On May 7, 2000, the third Sunday of Easter, he delivered a homily to representatives of Orthodox and ancient Eastern Churches—including the Coptic Orthodox. There were also representatives of Protestant communities and ecumenical organizations.
The meeting was held near the Colosseum. John Paul II affirmed in particular that “in our century, the witness to Christ borne even to the shedding of blood has become a common inheritance of Catholics, Orthodox, Anglicans and Protestants” (Tertio millennio adveniente,
A few years later, in 2005, a Universal Martyrology was published, prepared by the Bose community—composed of members of various faiths, founded after the Council by Enzo Bianchi. This martyrology brings together Christians and members of many other religions.
An Impossible Declaration
There is obviously no question of denying the terrible suffering endured by these victims of anti-Christian hatred. Nor to ignore that they preferred death to the denial of their belief. But it is simply not possible for the Catholic Church to declare them “martyrs.” Because a capital dimension is missing for this declaration.

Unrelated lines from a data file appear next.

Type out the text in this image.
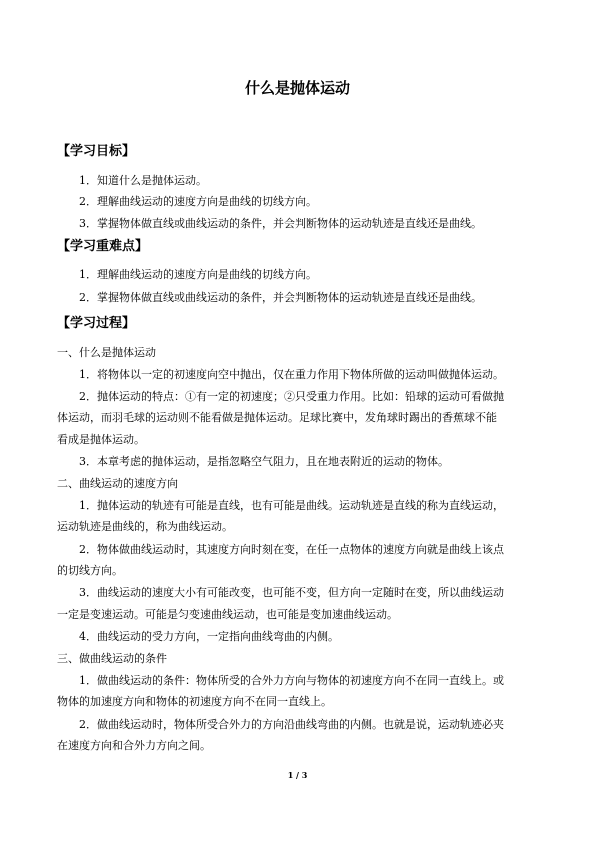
什么是抛体运动
【学习目标】
1．知道什么是抛体运动。
2．理解曲线运动的速度方向是曲线的切线方向。
3．掌握物体做直线或曲线运动的条件，并会判断物体的运动轨迹是直线还是曲线。
【学习重难点】
1．理解曲线运动的速度方向是曲线的切线方向。
2．掌握物体做直线或曲线运动的条件，并会判断物体的运动轨迹是直线还是曲线。
【学习过程】
一、什么是抛体运动
1．将物体以一定的初速度向空中抛出，仅在重力作用下物体所做的运动叫做抛体运动。
2．抛体运动的特点：①有一定的初速度；②只受重力作用。比如：铅球的运动可看做抛
体运动，而羽毛球的运动则不能看做是抛体运动。足球比赛中，发角球时踢出的香蕉球不能
看成是抛体运动。
3．本章考虑的抛体运动，是指忽略空气阻力，且在地表附近的运动的物体。
二、曲线运动的速度方向
1．抛体运动的轨迹有可能是直线，也有可能是曲线。运动轨迹是直线的称为直线运动，
运动轨迹是曲线的，称为曲线运动。
2．物体做曲线运动时，其速度方向时刻在变，在任一点物体的速度方向就是曲线上该点
的切线方向。
3．曲线运动的速度大小有可能改变，也可能不变，但方向一定随时在变，所以曲线运动
一定是变速运动。可能是匀变速曲线运动，也可能是变加速曲线运动。
4．曲线运动的受力方向，一定指向曲线弯曲的内侧。
三、做曲线运动的条件
1．做曲线运动的条件：物体所受的合外力方向与物体的初速度方向不在同一直线上。或
物体的加速度方向和物体的初速度方向不在同一直线上。
2．做曲线运动时，物体所受合外力的方向沿曲线弯曲的内侧。也就是说，运动轨迹必夹
在速度方向和合外力方向之间。
1 / 3
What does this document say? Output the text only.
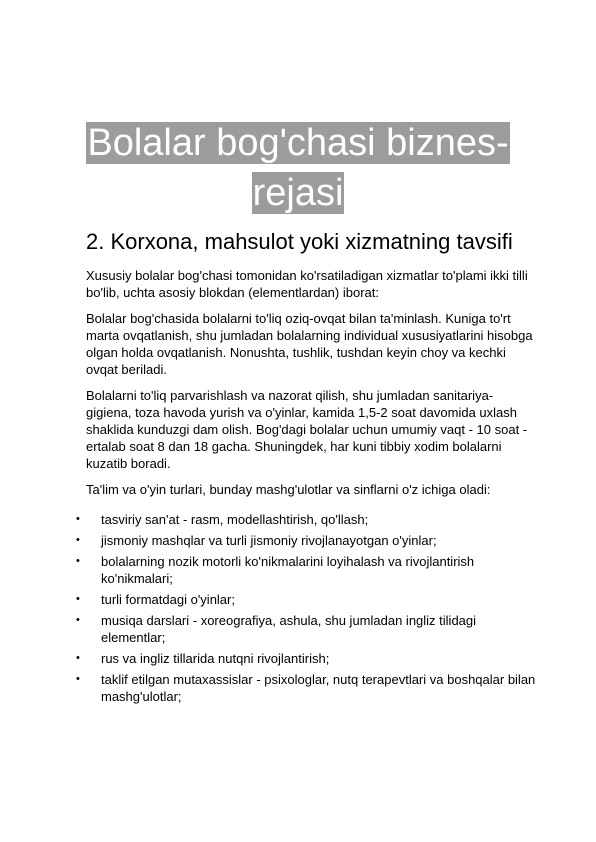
Bolalar bog'chasi biznes-
rejasi
2. Korxona, mahsulot yoki xizmatning tavsifi

Xususiy bolalar bog'chasi tomonidan ko'rsatiladigan xizmatlar to'plami ikki tilli bo'lib, uchta asosiy blokdan (elementlardan) iborat:

Bolalar bog'chasida bolalarni to'liq oziq-ovqat bilan ta'minlash. Kuniga to'rt marta ovqatlanish, shu jumladan bolalarning individual xususiyatlarini hisobga olgan holda ovqatlanish. Nonushta, tushlik, tushdan keyin choy va kechki ovqat beriladi.

Bolalarni to'liq parvarishlash va nazorat qilish, shu jumladan sanitariya-gigiena, toza havoda yurish va o'yinlar, kamida 1,5-2 soat davomida uxlash shaklida kunduzgi dam olish. Bog'dagi bolalar uchun umumiy vaqt - 10 soat - ertalab soat 8 dan 18 gacha. Shuningdek, har kuni tibbiy xodim bolalarni kuzatib boradi.

Ta'lim va o'yin turlari, bunday mashg'ulotlar va sinflarni o'z ichiga oladi:

•	tasviriy san'at - rasm, modellashtirish, qo'llash;
•	jismoniy mashqlar va turli jismoniy rivojlanayotgan o'yinlar;
•	bolalarning nozik motorli ko'nikmalarini loyihalash va rivojlantirish ko'nikmalari;
•	turli formatdagi o'yinlar;
•	musiqa darslari - xoreografiya, ashula, shu jumladan ingliz tilidagi elementlar;
•	rus va ingliz tillarida nutqni rivojlantirish;
•	taklif etilgan mutaxassislar - psixologlar, nutq terapevtlari va boshqalar bilan mashg'ulotlar;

The martyr is in fact one who voluntarily suffered death inflicted in hatred of the Catholic faith. In order to be able to apply this title, therefore, the person must visibly belong to the Catholic Church by profession of faith. Because the Church cannot judge what is inside the soul. But she does judge by the outward signs she sees.
This is why Pope Benedict XIV (1675-1758), in his treatise on the canonization of saints, explains that it is not possible to affirm the martyrdom of a person who does not belong to the Church. Does this mean that there can be no martyrs outside the visible limits of the Church? It is possible, continues Benedict XIV, but they are then “martyrs before God and not before the Church” who cannot judge them. They will receive in Heaven the reward intended for the martyrs, but remain unknown to us here below.